Returning to the itaconate shunt, the hypothesis is that the ME trigger infection induces expression of ACOD1/CAD in parenchymal cells that happen to express a cell surface receptor for that virus. This mechanism evolved to defend parenchymal cells from acute infection by limiting host-cell resources for viral replication. ACOD1 expression should be transient. But if the normal off-switch fails for any reason, then the infected cell and its neighbors can be trapped in a pathological steady state that produces too few reducing equivalents to sustain the electron transport chain. ME symptoms then devolve from what cell types are trapped and how many are trapped and thus cannot perform their normal physiological functions. Do you think this hypothesis is too far-fetched?

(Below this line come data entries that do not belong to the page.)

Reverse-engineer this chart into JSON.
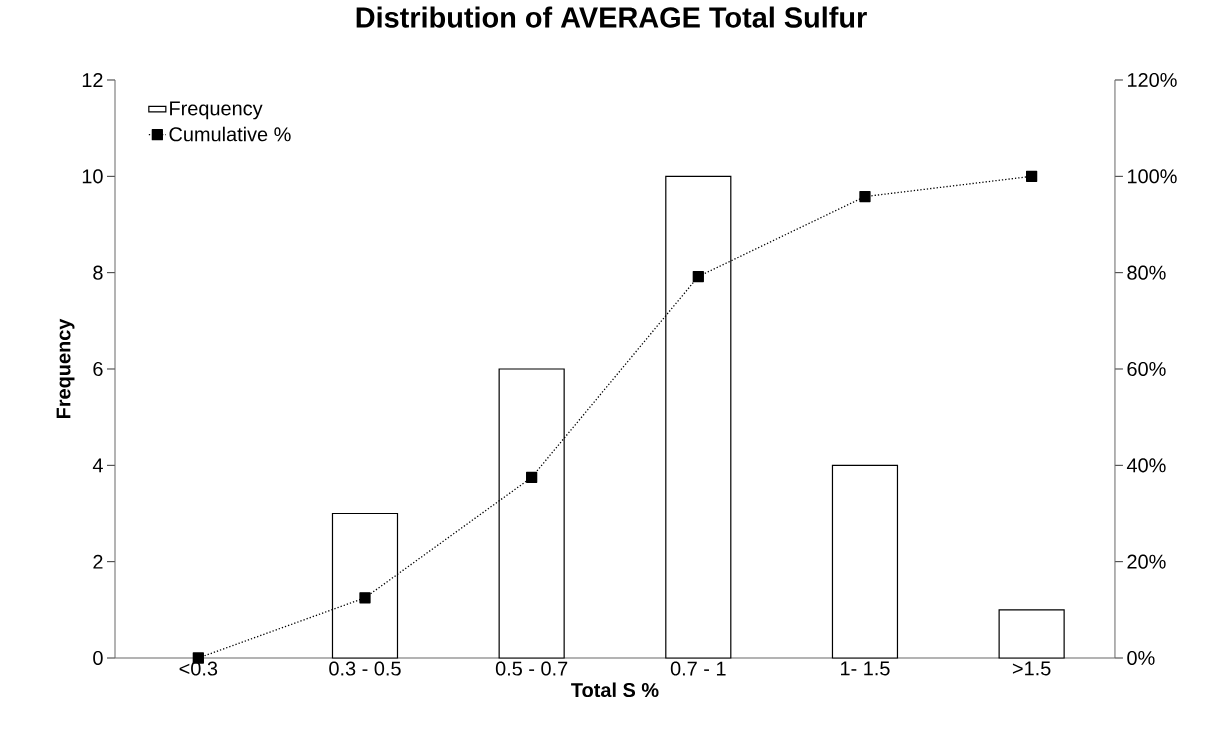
{
  "chart_data": {
    "type": "bar",
    "title": "Distribution of AVERAGE Total Sulfur",
    "xlabel": "Total S %",
    "ylabel": "Frequency",
    "categories": [
      "<0.3",
      "0.3 - 0.5",
      "0.5 - 0.7",
      "0.7 - 1",
      "1- 1.5",
      ">1.5"
    ],
    "series": [
      {
        "name": "Frequency",
        "color": "#ffffff",
        "values": [
          0,
          3,
          6,
          10,
          4,
          1
        ]
      },
      {
        "name": "Cumulative %",
        "type": "line",
        "axis": "y2",
        "color": "#000000",
        "marker": "square",
        "line_style": "dotted",
        "values": [
          0,
          12.5,
          37.5,
          79.2,
          95.8,
          100
        ]
      }
    ],
    "ylim": [
      0,
      12
    ],
    "yticks": [
      0,
      2,
      4,
      6,
      8,
      10,
      12
    ],
    "y2lim": [
      0,
      120
    ],
    "y2ticks": [
      {
        "value": 0,
        "label": "0%"
      },
      {
        "value": 20,
        "label": "20%"
      },
      {
        "value": 40,
        "label": "40%"
      },
      {
        "value": 60,
        "label": "60%"
      },
      {
        "value": 80,
        "label": "80%"
      },
      {
        "value": 100,
        "label": "100%"
      },
      {
        "value": 120,
        "label": "120%"
      }
    ],
    "grid": false,
    "legend": "top left"
  }
}
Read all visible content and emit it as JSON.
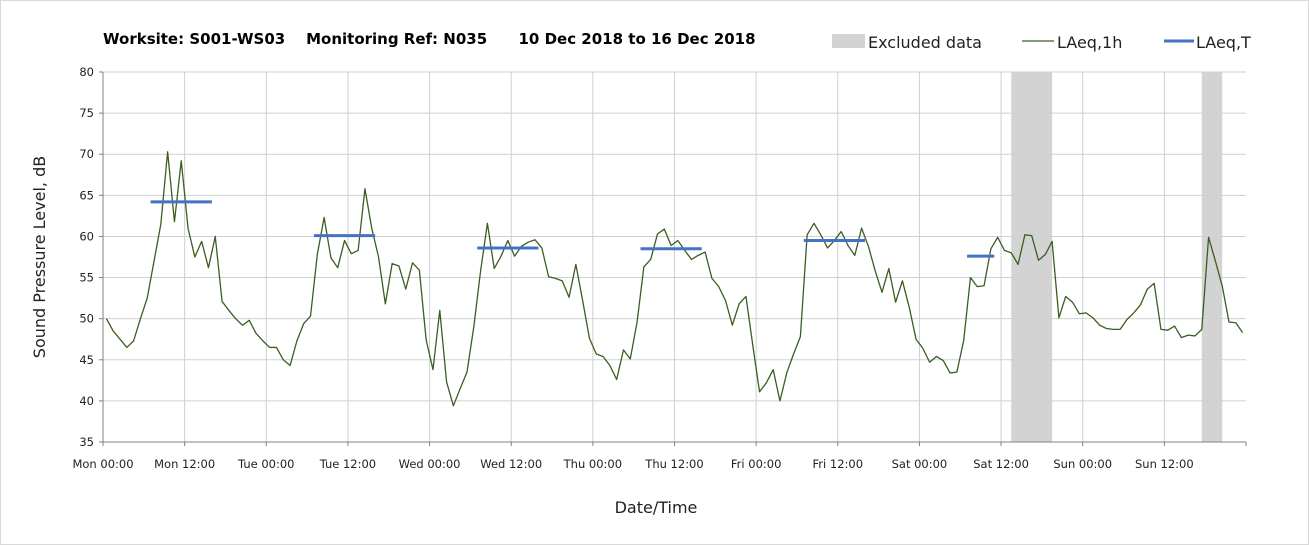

This certainly fits with other threads that I have been running down in my own research. However, the main concern would be whether non-myeloid cells actually upregulate IRG1 to a sufficient extent to cause the level of TCA cycle dysregulation you hypothesize.

Tomas noted that other findings from his lab showed itaconate to be a weak SDH inhibitor, which may not be expected to have a strong physiological effect at all in neighboring cells (I will not speak for him further than this, as he has also mentioned follow-up experiments that would confirm or deny this point). This may not be a problem for e.g. macrophages, where the sheer level of itaconate produced is high enough to be locally bactericidal, and therefore are more likely to be able to affect neighboring cells than any other celltype. The question then remains as to whether non-myeloid cells are able to produce enough itaconate to sufficiently alter their own metabolism, let alone their neighbors. And even if they do, the follow-up question is whether a mild auto-inhibition in 10% of cells would be sufficient to produce the level of dysfunction seen in ME/CFS. Looking through the literature, so far it seems that only cancer cells have been shown to reach a high capacity of itaconate production. Though, as you note, we might just not have looked in the right places yet.

I am currently in the process of meeting with collaborators to discuss how my own theories might be addressed through tissue samples. If I am successful in arranging a study, it may also address parts of what you propose.